Second: graphics are tending to be simpler, more easily scan-able. Graphics and photos are more stylized or manipulated for greater eye appeal.

Third: Colors are intense and highly saturated. Even when the cover’s mood is noirish or bleak, it is countered with “hotter” type faces. Some examples from Best First:

A sidenote: For All The Other Mothers Hate Me, I like the way the designer carefully positioned each word around the graphic so you focus on the woman’s face and those red shoes.

Here are a few samples from Best Paperback Original:

Note how the colors suggest different moods. I haven’t read any of these but to me the turquoise cover suggests a lighter story tone. Broke Road screams thriller. And The Backwater suggests, to me at least, a quieter, character-driven story. I could be wrong but that is what good cover design is all about — it conveys at a glance the mood, the tone, the themes of your story.

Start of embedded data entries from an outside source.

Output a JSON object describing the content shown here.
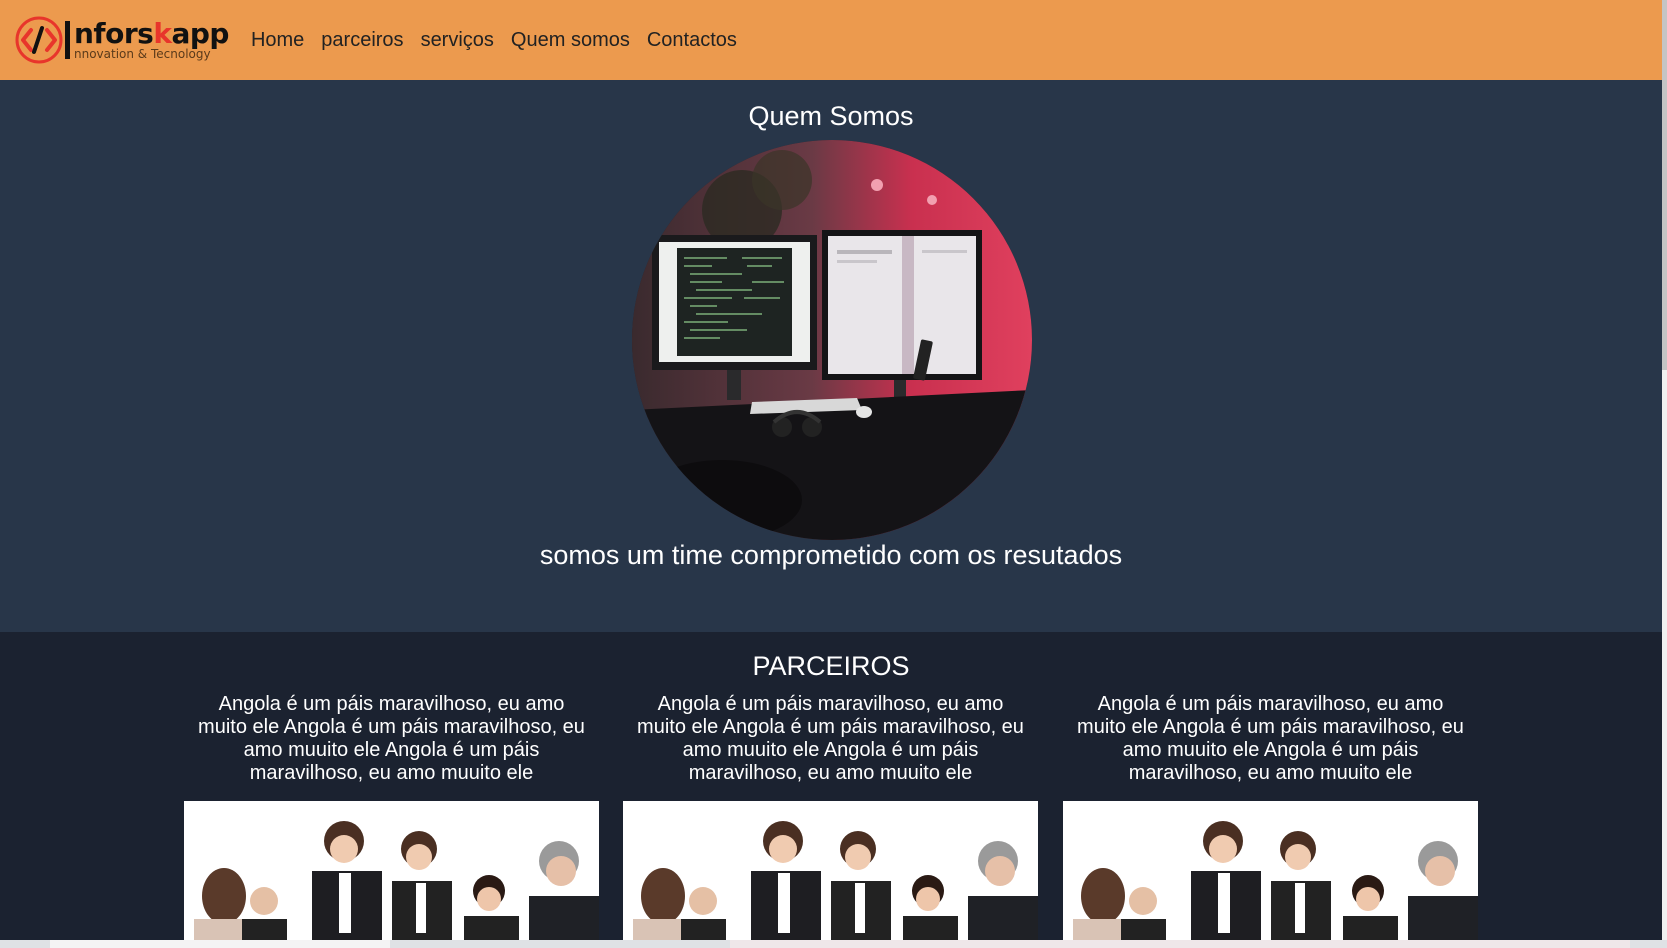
{
  "brand": {
    "name_main": "nforskapp",
    "tagline": "nnovation & Tecnology",
    "accent": "#ec9a4e"
  },
  "nav": {
    "items": [
      {
        "label": "Home"
      },
      {
        "label": "parceiros"
      },
      {
        "label": "serviços"
      },
      {
        "label": "Quem somos"
      },
      {
        "label": "Contactos"
      }
    ]
  },
  "about": {
    "title": "Quem Somos",
    "tagline": "somos um time comprometido com os resutados"
  },
  "partners": {
    "title": "PARCEIROS",
    "cards": [
      {
        "text": "Angola é um páis maravilhoso, eu amo muito ele Angola é um páis maravilhoso, eu amo muuito ele Angola é um páis maravilhoso, eu amo muuito ele"
      },
      {
        "text": "Angola é um páis maravilhoso, eu amo muito ele Angola é um páis maravilhoso, eu amo muuito ele Angola é um páis maravilhoso, eu amo muuito ele"
      },
      {
        "text": "Angola é um páis maravilhoso, eu amo muito ele Angola é um páis maravilhoso, eu amo muuito ele Angola é um páis maravilhoso, eu amo muuito ele"
      }
    ]
  }
}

The Best Novel covers, to a one, all adhere to the bold sans-serif look. Here’s a few:

 

Fagin The Thief is interesting in that it is obviously a historical. In recent years, historicals tended to use softer, less in-your-face type, adhering to the idea that archaic looking type faces signaled the book took place in the past. Looks like that’s now “old hat.” Of course, if you’re a mega-bestseller like Robert Crais, well, your name gets star treatment. I like the quiet yet foreboding ambiance of The Inheritance. If you look closely, something is clearly not right between that trio sitting at the window. To my eye, an effective conveyance of mood.

Another on-going trend is the use of bold fonts that mimic free-drawn type faces. This was strong in Young Adult this year:

In the Best Juvenile nominees, however, the covers are staying traditional, with the busy, joyful and decidedly candy-store styles we’ve come to expect:

With one exception:

I have to confess, this is one of my favorites. Such graphic impact. And again, that bold san-serif font. More “young adult” looking than I’ve seen in this category.

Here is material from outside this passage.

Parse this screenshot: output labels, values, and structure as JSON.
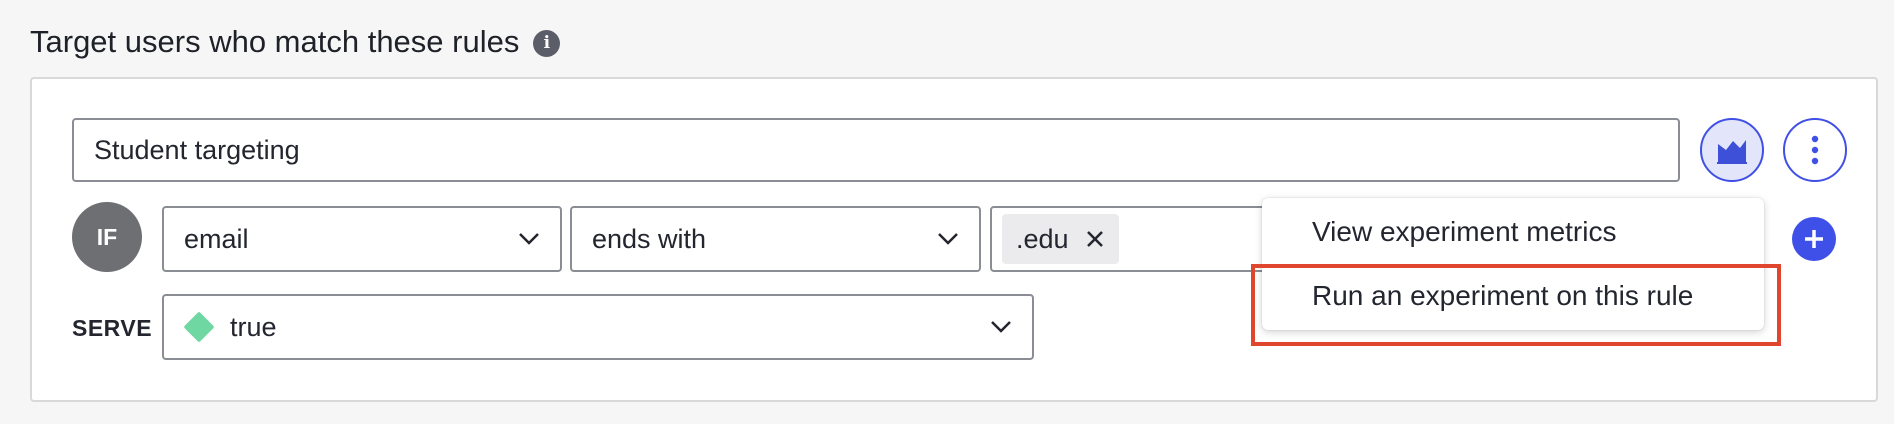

In non-fiction categories, trends seem to be more static. Often because the titles are so darn long (many with subtitles) that there’s not much room for graphic flights of fancy. Plus, the subject matter is mood-serious. A few standouts from True Crime, again all sans-serif.

And some examples from Best Critical/Biographical. Again, note the lack of serif, the boldness. And how much title/subtitle type they’ve managed to get on those covers!

BUT…again, there is always an exception. It comes out of the Best Critical/Biographical, where normally, the designers must cram a title, a subtitle, author name and some kind of graphic onto very limited space. This gets my nod for the most striking cover of any nominated book this year:

Such mood, such simplicity. Edgar Allen Poe preached what he called “unity of effect.” Every sentence, every detail has to be used to create a single, intense emotional effect. That’s a good rule for any of you out there who are designing your own covers or hiring someone to do it for you.

I think Poe himself would have liked this one.